Mengapa lagu nostalgia terasa kuat
Salah satu penjelasannya adalah tingkat gairah emosional. Lagu nostalgia mengaktifkan pusat penghargaan dan emosi di otak. Lonjakan gairah ini bisa membuat orang lebih mungkin bangkit dan bergerak. Studi sebelumnya telah menunjukkan bahwa musik dan memori sangat terkait.
Musik bisa memicu kenangan yang jelas, bahkan pada penderita gangguan memori. Ketika sebuah lagu mengingatkan seseorang pada masa remaja, efeknya lebih dari sekadar terdengar enak. Ia membangkitkan perasaan, waktu, dan versi diri mereka yang dulu.
Lapisan emosional ini memperkuat groove. Bukan hanya karena kita mengenali ketukannya. Kita juga mengenali siapa diri kita saat pertama kali mendengarnya. Rasa identitas yang mendalam ini mungkin alasan mengapa menari terasa lebih mudah dengan lagu-lagu lama yang bermakna.
Bagaimana pengalaman menari memengaruhi groove
Menariknya, pelatihan musik tidak berdampak nyata pada skor groove dalam penelitian ini. Tapi pelatihan tari justru berpengaruh.
Partisipan dengan pengalaman tari melaporkan dorongan lebih kuat untuk bergerak dan menari mengikuti musik. Ini menunjukkan bahwa mereka yang terbiasa menari lebih peka terhadap isyarat emosional dari musik.
Pelatihan tari mungkin mengurangi kecemasan sosial terkait gerakan. Juga dapat meningkatkan koordinasi motorik, sehingga menari secara spontan terasa lebih alami. Mereka yang tidak memiliki latar belakang tari mungkin hanya mengetuk kaki, namun ragu untuk menari sepenuhnya.
Lagu nostalgia mengubah kenangan menjadi gerakan
Implikasi penelitian ini melampaui lantai dansa. Terapi berbasis musik sudah digunakan untuk kondisi seperti penyakit Parkinson, di mana ritme dapat membantu fungsi motorik.
Penelitian ini menambahkan lapisan baru. Dengan memilih lagu-lagu yang memiliki makna emosional pribadi, terapis mungkin dapat meningkatkan hasil.
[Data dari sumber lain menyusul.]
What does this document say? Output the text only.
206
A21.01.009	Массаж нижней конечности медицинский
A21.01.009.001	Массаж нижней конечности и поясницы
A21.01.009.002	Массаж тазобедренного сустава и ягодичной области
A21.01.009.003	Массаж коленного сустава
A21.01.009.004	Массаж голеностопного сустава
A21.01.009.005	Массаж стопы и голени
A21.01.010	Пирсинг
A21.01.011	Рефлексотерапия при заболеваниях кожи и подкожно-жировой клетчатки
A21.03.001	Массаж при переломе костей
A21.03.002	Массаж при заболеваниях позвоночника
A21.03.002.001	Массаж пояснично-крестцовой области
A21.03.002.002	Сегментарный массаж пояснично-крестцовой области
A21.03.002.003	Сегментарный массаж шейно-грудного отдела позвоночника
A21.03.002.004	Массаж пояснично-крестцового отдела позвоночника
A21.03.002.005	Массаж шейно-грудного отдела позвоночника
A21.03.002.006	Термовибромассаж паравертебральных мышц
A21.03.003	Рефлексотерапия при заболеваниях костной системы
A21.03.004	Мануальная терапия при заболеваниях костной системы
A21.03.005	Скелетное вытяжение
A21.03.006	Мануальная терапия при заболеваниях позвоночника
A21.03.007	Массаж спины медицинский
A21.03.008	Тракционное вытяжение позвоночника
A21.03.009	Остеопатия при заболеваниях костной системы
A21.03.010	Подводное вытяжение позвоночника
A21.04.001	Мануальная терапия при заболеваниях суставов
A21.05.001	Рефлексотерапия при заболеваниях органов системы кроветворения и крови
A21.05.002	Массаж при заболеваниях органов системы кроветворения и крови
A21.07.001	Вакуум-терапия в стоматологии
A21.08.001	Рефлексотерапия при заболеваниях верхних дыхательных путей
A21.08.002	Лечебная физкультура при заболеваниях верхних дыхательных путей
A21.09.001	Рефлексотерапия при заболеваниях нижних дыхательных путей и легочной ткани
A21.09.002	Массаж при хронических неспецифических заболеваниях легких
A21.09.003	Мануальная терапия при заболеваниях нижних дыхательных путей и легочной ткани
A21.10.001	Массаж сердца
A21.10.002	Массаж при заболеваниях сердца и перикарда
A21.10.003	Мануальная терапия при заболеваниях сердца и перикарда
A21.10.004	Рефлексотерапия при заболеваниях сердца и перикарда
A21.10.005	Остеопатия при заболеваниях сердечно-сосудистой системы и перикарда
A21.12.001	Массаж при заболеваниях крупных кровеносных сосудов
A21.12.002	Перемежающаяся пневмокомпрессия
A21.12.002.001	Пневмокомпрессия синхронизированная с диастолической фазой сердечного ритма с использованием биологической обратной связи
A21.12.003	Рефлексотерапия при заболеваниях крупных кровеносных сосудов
Musik nostalgia bisa membantu pasien mengaktifkan kembali sistem motorik mereka secara lebih efektif dibandingkan lagu yang asing.
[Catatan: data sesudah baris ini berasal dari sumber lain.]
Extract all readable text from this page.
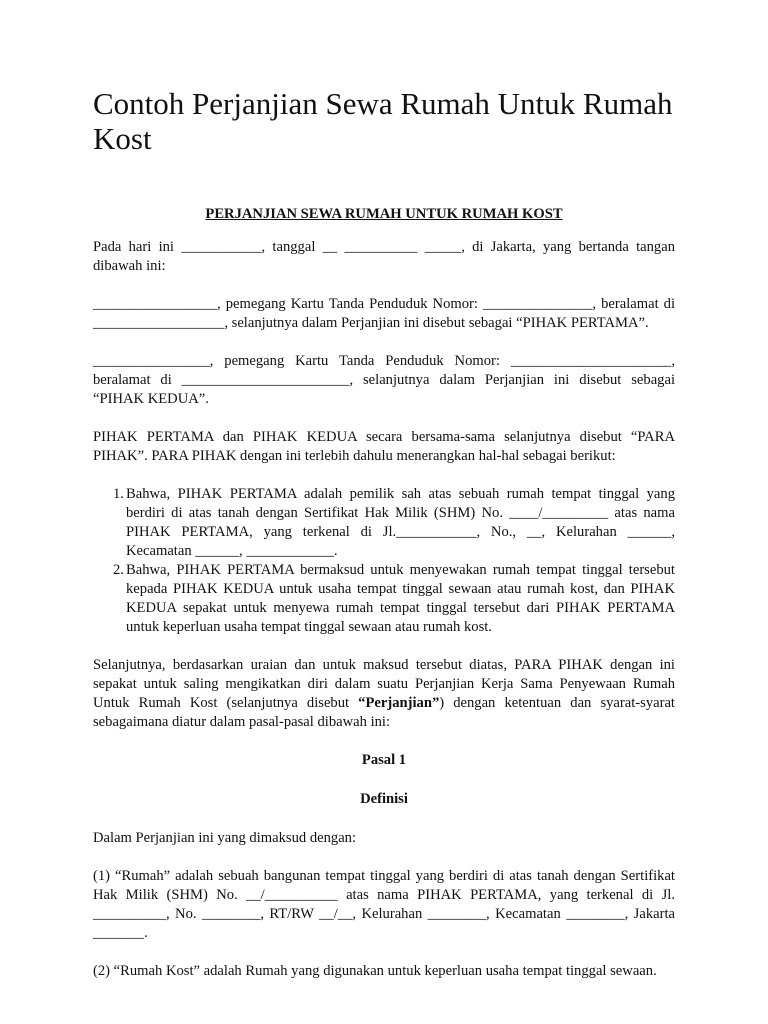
Contoh Perjanjian Sewa Rumah Untuk Rumah Kost
PERJANJIAN SEWA RUMAH UNTUK RUMAH KOST

Pada hari ini ___________, tanggal __ __________ _____, di Jakarta, yang bertanda tangan dibawah ini:

_________________, pemegang Kartu Tanda Penduduk Nomor: _______________, beralamat di __________________, selanjutnya dalam Perjanjian ini disebut sebagai “PIHAK PERTAMA”.

________________, pemegang Kartu Tanda Penduduk Nomor: ______________________, beralamat di _______________________, selanjutnya dalam Perjanjian ini disebut sebagai “PIHAK KEDUA”.

PIHAK PERTAMA dan PIHAK KEDUA secara bersama-sama selanjutnya disebut “PARA PIHAK”. PARA PIHAK dengan ini terlebih dahulu menerangkan hal-hal sebagai berikut:

1. Bahwa, PIHAK PERTAMA adalah pemilik sah atas sebuah rumah tempat tinggal yang berdiri di atas tanah dengan Sertifikat Hak Milik (SHM) No. ____/_________ atas nama PIHAK PERTAMA, yang terkenal di Jl.___________, No., __, Kelurahan ______, Kecamatan ______, ____________.
2. Bahwa, PIHAK PERTAMA bermaksud untuk menyewakan rumah tempat tinggal tersebut kepada PIHAK KEDUA untuk usaha tempat tinggal sewaan atau rumah kost, dan PIHAK KEDUA sepakat untuk menyewa rumah tempat tinggal tersebut dari PIHAK PERTAMA untuk keperluan usaha tempat tinggal sewaan atau rumah kost.

Selanjutnya, berdasarkan uraian dan untuk maksud tersebut diatas, PARA PIHAK dengan ini sepakat untuk saling mengikatkan diri dalam suatu Perjanjian Kerja Sama Penyewaan Rumah Untuk Rumah Kost (selanjutnya disebut “Perjanjian”) dengan ketentuan dan syarat-syarat sebagaimana diatur dalam pasal-pasal dibawah ini:

Pasal 1
Definisi

Dalam Perjanjian ini yang dimaksud dengan:

(1) “Rumah” adalah sebuah bangunan tempat tinggal yang berdiri di atas tanah dengan Sertifikat Hak Milik (SHM) No. __/__________ atas nama PIHAK PERTAMA, yang terkenal di Jl. __________, No. ________, RT/RW __/__, Kelurahan ________, Kecamatan ________, Jakarta _______.

(2) “Rumah Kost” adalah Rumah yang digunakan untuk keperluan usaha tempat tinggal sewaan.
Penelitian ini memang berfokus pada orang dewasa muda, namun nostalgia akan semakin kuat seiring bertambahnya usia. Orang dewasa yang lebih tua mungkin merasakan respons yang lebih kuat terhadap musik dari masa mudanya. Penelitian lanjutan bisa mengeksplorasi perbedaan ini, terutama di konteks klinis.
Akhirnya, groove bukan hanya tentang ketukan enak. Ini tentang siapa kita saat pertama kali mendengarnya. Studi ini mengungkap bahwa nostalgia menyimpan kunci kuat untuk membangkitkan gerakan. Ia membangkitkan kenangan, memicu emosi, dan membuat tubuh bergerak dengan cara yang tidak selalu bisa ditiru oleh musik baru.
Penelitian ini dipublikasikan di jurnal PLOS One.